Por mucho que compartan confidencias, a la hora de cobrar, no hay amigos. "Antiguamente en las tiendas se fiaba, pero mi política no es ésa. Como lo mío es un negocio de vicio, el vicio se paga o no se paga. Aunque sí está el típico vecino del que te puedes fiar, el que conoces de toda la vida y sabes que no vas a tener ningún problema y que si te tiene que ayudar, te va a ayudar".

Vivir rodeado de caras conocidas da tranquilidad, pero también tiene inconvenientes. "Todo el mundo conoce tu vida y tienes que aprender a convivir con ello, porque desde que sales de casa saben cómo vas, cómo vienes, qué haces...", advierte Rosa, para quien "eso es bueno y malo a la vez". Por puro morbo, las ventajas de tener un vecindario de andar por casa quedan postergadas unas líneas. Lo justo para que esta estanquera confiese que hay momentos en los que desearía ser invisible. "El día de mi boda procuré que no se enterara nadie, no quería un espectáculo. Aquí, cuando se casa una, todos miramos por la ventana. Todos, eso está claro".

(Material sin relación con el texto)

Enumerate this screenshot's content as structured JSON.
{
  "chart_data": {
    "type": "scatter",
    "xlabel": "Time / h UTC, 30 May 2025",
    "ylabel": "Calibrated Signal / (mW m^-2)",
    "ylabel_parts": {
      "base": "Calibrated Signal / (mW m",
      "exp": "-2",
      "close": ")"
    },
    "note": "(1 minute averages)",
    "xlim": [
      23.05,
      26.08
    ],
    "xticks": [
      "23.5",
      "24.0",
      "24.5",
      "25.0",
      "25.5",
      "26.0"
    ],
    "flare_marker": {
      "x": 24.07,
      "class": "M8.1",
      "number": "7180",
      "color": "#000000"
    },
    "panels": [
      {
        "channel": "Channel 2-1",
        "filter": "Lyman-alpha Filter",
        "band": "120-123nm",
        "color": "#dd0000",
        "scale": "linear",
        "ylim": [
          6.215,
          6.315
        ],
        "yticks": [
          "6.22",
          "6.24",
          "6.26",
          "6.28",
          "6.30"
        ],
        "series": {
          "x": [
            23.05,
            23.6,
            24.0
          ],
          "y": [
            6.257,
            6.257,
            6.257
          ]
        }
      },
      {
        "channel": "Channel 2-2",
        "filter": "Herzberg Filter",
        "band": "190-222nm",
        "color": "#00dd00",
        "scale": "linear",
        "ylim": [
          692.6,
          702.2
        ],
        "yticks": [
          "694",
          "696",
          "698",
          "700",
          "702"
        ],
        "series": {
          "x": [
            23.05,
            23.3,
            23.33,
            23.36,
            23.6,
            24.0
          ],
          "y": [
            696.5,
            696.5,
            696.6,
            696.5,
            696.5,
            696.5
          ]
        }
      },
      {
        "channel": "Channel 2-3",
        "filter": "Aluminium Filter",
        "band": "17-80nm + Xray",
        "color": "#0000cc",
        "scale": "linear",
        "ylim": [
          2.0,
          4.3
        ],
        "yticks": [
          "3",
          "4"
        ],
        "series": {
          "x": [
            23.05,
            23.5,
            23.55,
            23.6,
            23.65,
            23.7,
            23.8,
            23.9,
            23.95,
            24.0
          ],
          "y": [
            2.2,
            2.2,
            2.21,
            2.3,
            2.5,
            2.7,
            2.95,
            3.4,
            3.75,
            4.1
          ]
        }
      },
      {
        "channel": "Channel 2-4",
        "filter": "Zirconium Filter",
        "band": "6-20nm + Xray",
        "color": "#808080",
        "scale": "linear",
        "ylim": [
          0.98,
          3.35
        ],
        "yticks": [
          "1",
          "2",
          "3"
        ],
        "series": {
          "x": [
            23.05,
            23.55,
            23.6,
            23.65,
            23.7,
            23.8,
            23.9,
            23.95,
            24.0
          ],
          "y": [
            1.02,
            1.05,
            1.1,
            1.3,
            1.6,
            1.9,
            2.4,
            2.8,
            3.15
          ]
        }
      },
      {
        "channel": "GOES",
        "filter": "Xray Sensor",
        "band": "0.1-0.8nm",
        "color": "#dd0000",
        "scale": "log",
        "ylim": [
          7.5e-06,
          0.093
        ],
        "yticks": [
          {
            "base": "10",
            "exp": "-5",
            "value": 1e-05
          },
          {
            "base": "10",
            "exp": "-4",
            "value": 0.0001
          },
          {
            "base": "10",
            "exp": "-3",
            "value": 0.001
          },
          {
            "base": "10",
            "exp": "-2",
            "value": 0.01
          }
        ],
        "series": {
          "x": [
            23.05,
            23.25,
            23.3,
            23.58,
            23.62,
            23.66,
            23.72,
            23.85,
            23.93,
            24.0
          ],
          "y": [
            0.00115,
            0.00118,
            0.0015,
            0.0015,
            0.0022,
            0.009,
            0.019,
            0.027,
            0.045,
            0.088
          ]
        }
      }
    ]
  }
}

Los niños del barrio también están vigilados por más pares de ojos de lo habitual. Y eso, hoy en día, es un auténtico chollo. "Mis hijos van solos al futbito, pero sé que si les pasa algo, cualquier vecino les va a poder mirar. Si hay algo extraño enseguida todo el mundo está pendiente". Por contra, dice, "Bilbao es muy impersonal, entras y sales por tu puerta y no tienes relación con el de al lado".

Es media tarde de un día laborable y Rosa saluda a unos vecinos en la plaza que comparten, a veces a regañadientes, niños y jubilados. "Hacen falta más zonas para los críos. Sólo tenemos este sitio para pequeños, mayores y medianos", lamenta. Y puestos a hablar de mejoras, recuerda el cambio que supuso en su día que el autobús asomara el morro por Zurbaranbarri. "Fue muy importante porque, aunque estamos a cinco o diez minutos del Casco Viejo, el 27 nos viene muy bien para ir al centro y el 62 para ir al hospital". A pesar del transporte público, ella apenas sale del barrio. "A Bilbao bajo lo justo. Cuando bajamos al centro decimos: Vamos a Bilbao y todo el mundo que es de fuera dice: ¿Pues dónde vives? Digo: En Zurbaranbarri".